SPECIAL REPORT: Corporate culture key to safety performance

Nov. 12, 2007
A company’s safety performance and avoidance of catastrophic events is a direct result of the organization’s corporate culture, according to Carolyn Merritt, Former Chairman of the US Chemical Safety Board (CSB).

A company’s safety performance and avoidance of catastrophic events is a direct result of the organization’s corporate culture, according to Carolyn Merritt, Former Chairman of the US Chemical Safety Board (CSB).

Speaking at the National Petrochemical & Refiners Association Q&A and Technology Forum, Oct. 10, in Austin, Merritt discussed corporate safety cultures, and their relation to catastrophic events, including the BP Texas City explosion (OGJ, Jan. 23, 2006, p. 51), the space shuttle Columbia disaster, and the Bhopal incident.

According to Merritt, a company’s culture is really reflected in the bonus and promotion structure.

“If your bonus and promotion structure is based only on cutting costs and maintaining cost levels, then there’s a problem.
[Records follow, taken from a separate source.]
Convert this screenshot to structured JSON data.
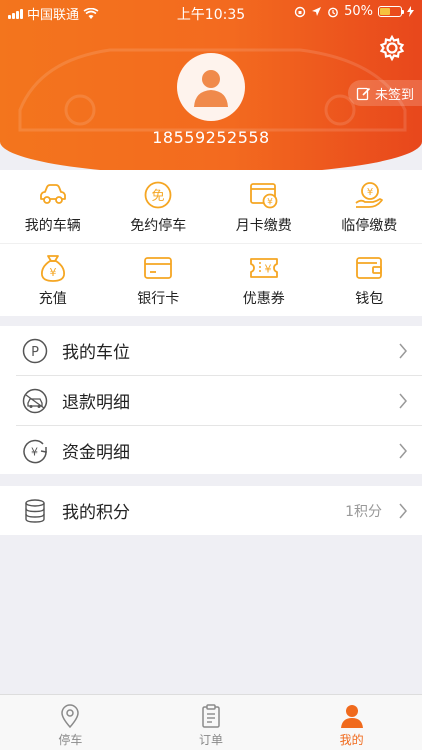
{
  "status_bar": {
    "carrier": "中国联通",
    "time": "上午10:35",
    "battery": "50%",
    "battery_level": 0.5
  },
  "header": {
    "phone": "18559252558",
    "signin_label": "未签到"
  },
  "grid": [
    {
      "label": "我的车辆",
      "icon": "car-icon"
    },
    {
      "label": "免约停车",
      "icon": "free-parking-icon"
    },
    {
      "label": "月卡缴费",
      "icon": "monthly-card-icon"
    },
    {
      "label": "临停缴费",
      "icon": "temp-parking-pay-icon"
    },
    {
      "label": "充值",
      "icon": "money-bag-icon"
    },
    {
      "label": "银行卡",
      "icon": "bank-card-icon"
    },
    {
      "label": "优惠券",
      "icon": "coupon-icon"
    },
    {
      "label": "钱包",
      "icon": "wallet-icon"
    }
  ],
  "list": [
    {
      "label": "我的车位",
      "icon": "parking-p-icon"
    },
    {
      "label": "退款明细",
      "icon": "refund-icon"
    },
    {
      "label": "资金明细",
      "icon": "funds-icon"
    }
  ],
  "points": {
    "label": "我的积分",
    "value": "1积分",
    "icon": "coins-stack-icon"
  },
  "tabbar": [
    {
      "label": "停车",
      "icon": "location-pin-icon",
      "active": false
    },
    {
      "label": "订单",
      "icon": "clipboard-icon",
      "active": false
    },
    {
      "label": "我的",
      "icon": "person-icon",
      "active": true
    }
  ],
  "colors": {
    "accent": "#f06a1d",
    "header_start": "#f3751d",
    "header_end": "#e8471c",
    "icon_orange": "#f5a623"
  }
}
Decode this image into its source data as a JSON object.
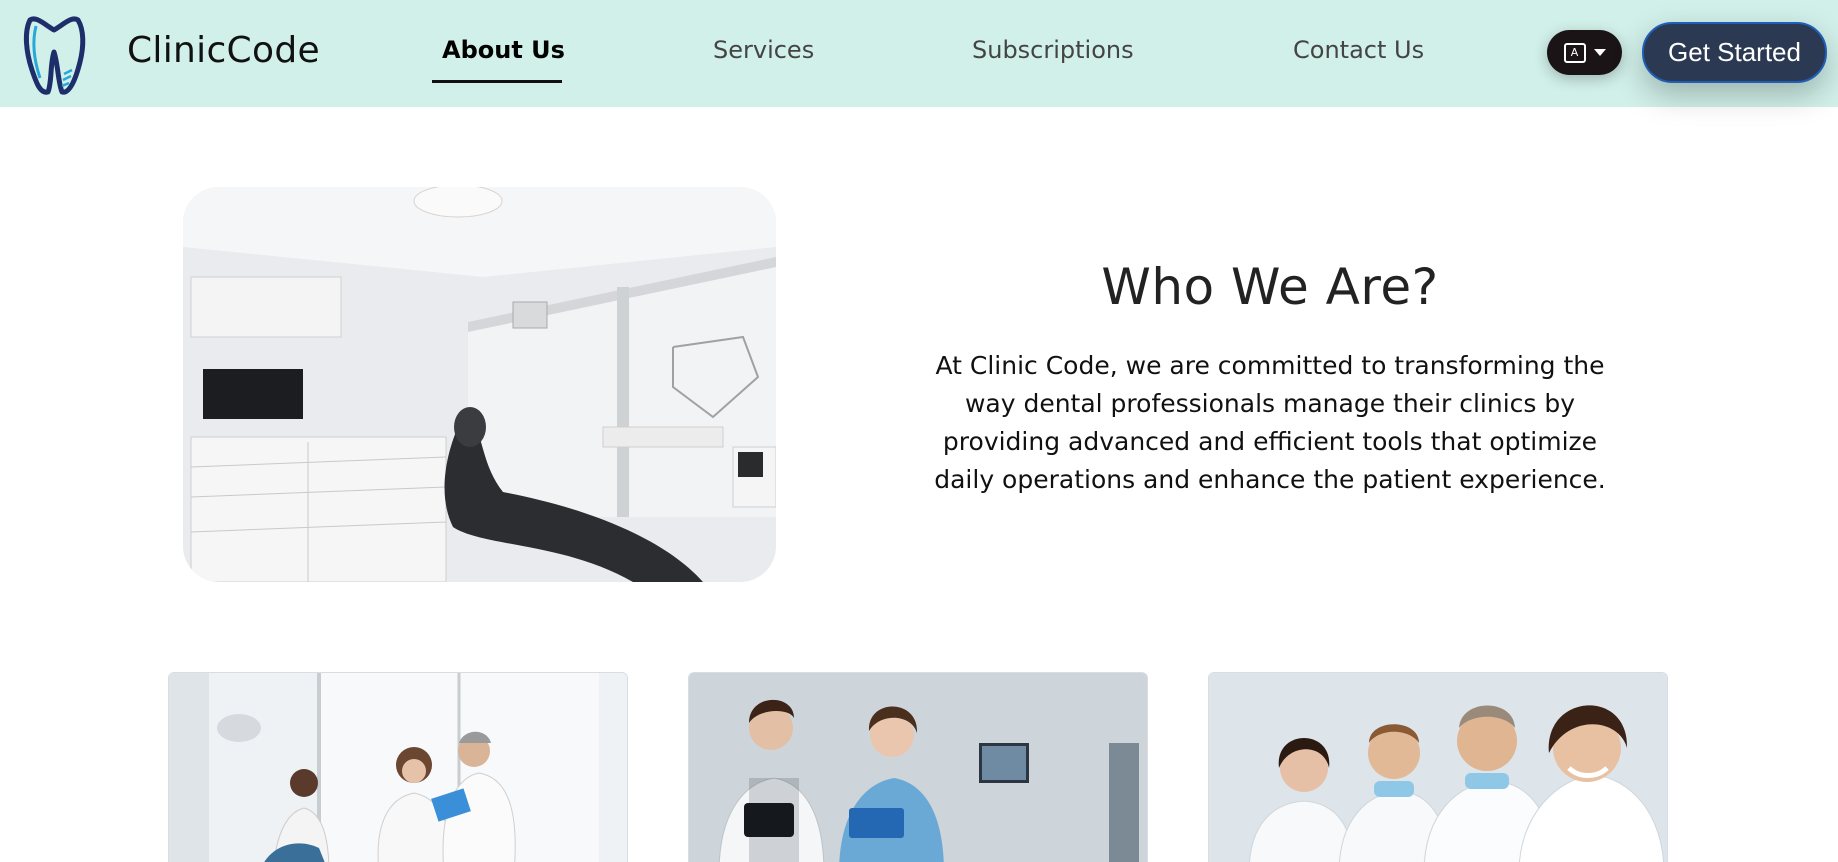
{
  "brand": {
    "name": "ClinicCode"
  },
  "nav": {
    "links": [
      {
        "label": "About Us",
        "active": true
      },
      {
        "label": "Services",
        "active": false
      },
      {
        "label": "Subscriptions",
        "active": false
      },
      {
        "label": "Contact Us",
        "active": false
      }
    ],
    "language_icon": "translate-icon",
    "cta_label": "Get Started"
  },
  "hero": {
    "title": "Who We Are?",
    "text": "At Clinic Code, we are committed to transforming the way dental professionals manage their clinics by providing advanced and efficient tools that optimize daily operations and enhance the patient experience."
  },
  "colors": {
    "header_bg": "#d1f0e9",
    "cta_bg": "#2b3a52",
    "lang_bg": "#1b1416"
  }
}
If it’s only [based] on production and not worrying about quality, it’s a problem,” she said. “There are some long-term, short-term messages. You know that there are times that you have to operate under short term. When that short-term operating process becomes your long-term process, that’s when you have a problem.”

Layers of protection

Merritt discussed safety in the context of the “layers of protection” model. Layers of protection between employees and potential risk or harm will decrease the risk of an accident.

“The problem is people are very good at bypassing, or putting holes in those layers of protection. If they put enough [holes] in there, you’re going to have a hit somewhere along the line,” she said. “But there is another potential removal of a layer of protection that has a much greater risk than what the individual can do. And that is a corporate culture.”
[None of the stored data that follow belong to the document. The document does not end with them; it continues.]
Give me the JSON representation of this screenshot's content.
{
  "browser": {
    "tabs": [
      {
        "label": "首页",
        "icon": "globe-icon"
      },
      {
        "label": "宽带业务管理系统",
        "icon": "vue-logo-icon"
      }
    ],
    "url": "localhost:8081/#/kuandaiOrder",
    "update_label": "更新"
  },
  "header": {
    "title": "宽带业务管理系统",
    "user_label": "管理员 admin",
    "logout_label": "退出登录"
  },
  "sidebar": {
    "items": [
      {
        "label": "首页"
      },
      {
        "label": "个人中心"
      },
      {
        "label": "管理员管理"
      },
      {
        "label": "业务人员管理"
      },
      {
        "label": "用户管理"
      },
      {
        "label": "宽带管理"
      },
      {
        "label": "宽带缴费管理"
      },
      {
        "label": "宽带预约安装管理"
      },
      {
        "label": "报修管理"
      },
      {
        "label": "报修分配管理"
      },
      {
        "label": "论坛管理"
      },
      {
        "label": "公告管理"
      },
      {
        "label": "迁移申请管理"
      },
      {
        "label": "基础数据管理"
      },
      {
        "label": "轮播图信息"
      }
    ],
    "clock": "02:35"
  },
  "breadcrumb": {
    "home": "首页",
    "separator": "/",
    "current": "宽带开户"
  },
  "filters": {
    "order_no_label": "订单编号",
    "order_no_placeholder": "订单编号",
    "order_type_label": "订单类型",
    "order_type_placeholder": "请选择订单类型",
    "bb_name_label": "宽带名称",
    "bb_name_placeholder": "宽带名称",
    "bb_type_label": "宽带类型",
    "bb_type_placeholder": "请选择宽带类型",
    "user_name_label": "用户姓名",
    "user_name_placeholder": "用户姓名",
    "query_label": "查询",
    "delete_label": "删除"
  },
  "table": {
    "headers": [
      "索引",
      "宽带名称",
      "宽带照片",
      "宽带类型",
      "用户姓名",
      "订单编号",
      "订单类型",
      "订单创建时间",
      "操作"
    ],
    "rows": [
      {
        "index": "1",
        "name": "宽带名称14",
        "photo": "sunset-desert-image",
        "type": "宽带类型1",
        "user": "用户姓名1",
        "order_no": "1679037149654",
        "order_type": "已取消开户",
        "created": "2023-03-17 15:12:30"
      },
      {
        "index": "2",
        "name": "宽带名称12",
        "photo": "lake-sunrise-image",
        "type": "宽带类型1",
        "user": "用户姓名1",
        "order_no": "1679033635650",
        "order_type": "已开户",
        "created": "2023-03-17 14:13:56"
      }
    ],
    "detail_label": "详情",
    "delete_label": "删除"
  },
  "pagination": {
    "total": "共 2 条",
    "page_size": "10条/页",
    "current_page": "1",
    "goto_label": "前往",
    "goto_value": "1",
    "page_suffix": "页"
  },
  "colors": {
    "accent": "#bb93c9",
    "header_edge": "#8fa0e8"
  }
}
Downsizing, combining of departments, and budget cuts severely affect the infrastructure, training, hiring, and placement of people. This results in the removal of whole layers, not just poking holes in them.

Merritt said that companies must pay attention to the commonalities between past catastrophic events.
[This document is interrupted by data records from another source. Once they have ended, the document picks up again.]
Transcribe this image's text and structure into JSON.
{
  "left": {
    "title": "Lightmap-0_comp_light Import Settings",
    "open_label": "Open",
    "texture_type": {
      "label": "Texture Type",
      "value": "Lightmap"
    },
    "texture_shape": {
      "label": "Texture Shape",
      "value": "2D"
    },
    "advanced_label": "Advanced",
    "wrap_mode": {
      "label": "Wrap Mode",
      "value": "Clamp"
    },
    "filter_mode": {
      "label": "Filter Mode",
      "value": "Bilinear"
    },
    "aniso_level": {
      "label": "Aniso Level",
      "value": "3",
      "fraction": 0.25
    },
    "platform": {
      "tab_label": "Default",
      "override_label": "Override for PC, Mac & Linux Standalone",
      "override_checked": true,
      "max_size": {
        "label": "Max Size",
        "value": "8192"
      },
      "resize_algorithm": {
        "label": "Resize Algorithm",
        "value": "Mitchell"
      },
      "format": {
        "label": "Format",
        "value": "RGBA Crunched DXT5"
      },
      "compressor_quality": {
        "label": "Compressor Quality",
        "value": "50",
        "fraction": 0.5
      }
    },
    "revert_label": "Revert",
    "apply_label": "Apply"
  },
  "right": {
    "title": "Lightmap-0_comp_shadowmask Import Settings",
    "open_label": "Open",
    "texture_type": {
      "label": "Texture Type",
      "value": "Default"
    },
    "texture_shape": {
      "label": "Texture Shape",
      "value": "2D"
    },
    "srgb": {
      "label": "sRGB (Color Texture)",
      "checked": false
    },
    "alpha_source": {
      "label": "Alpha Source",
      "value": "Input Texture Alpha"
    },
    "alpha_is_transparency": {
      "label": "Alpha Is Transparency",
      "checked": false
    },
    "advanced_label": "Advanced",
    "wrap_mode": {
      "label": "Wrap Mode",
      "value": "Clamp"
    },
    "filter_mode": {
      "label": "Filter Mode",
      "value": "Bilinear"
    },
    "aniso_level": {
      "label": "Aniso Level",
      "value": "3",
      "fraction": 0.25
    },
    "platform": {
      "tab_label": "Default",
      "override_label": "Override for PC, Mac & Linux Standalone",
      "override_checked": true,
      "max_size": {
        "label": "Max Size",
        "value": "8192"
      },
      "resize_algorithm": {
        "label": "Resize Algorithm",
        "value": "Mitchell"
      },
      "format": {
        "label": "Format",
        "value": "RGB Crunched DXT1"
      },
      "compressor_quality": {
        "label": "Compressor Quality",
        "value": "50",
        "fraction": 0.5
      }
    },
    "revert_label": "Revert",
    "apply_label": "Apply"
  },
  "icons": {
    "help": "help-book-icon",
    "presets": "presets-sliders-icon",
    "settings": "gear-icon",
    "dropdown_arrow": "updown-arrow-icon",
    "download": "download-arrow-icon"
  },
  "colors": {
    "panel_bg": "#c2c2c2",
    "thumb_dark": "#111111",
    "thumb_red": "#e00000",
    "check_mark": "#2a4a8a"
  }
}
“It’s the culture that...allowed these accidents to happen. And that culture exists in all the catastrophic accidents,” she said.

Columbia disaster

Merritt discussed the events and investigation findings behind the space shuttle Columbia disaster.

“The first thing that the accident investigation board found was that this accident was not an anomalous random event,” she said. “That means that it was predictable and preventable.”

The organizational findings that the investigation board found, according to Merritt, were:

  • Management was rewarded for budgeting and scheduling goals, and ignored employee concerns.
  • There were communication silos. “If you have a culture where no bad news is really wanted, then you have a culture that sets the stage for a catastrophic event,” Merritt said.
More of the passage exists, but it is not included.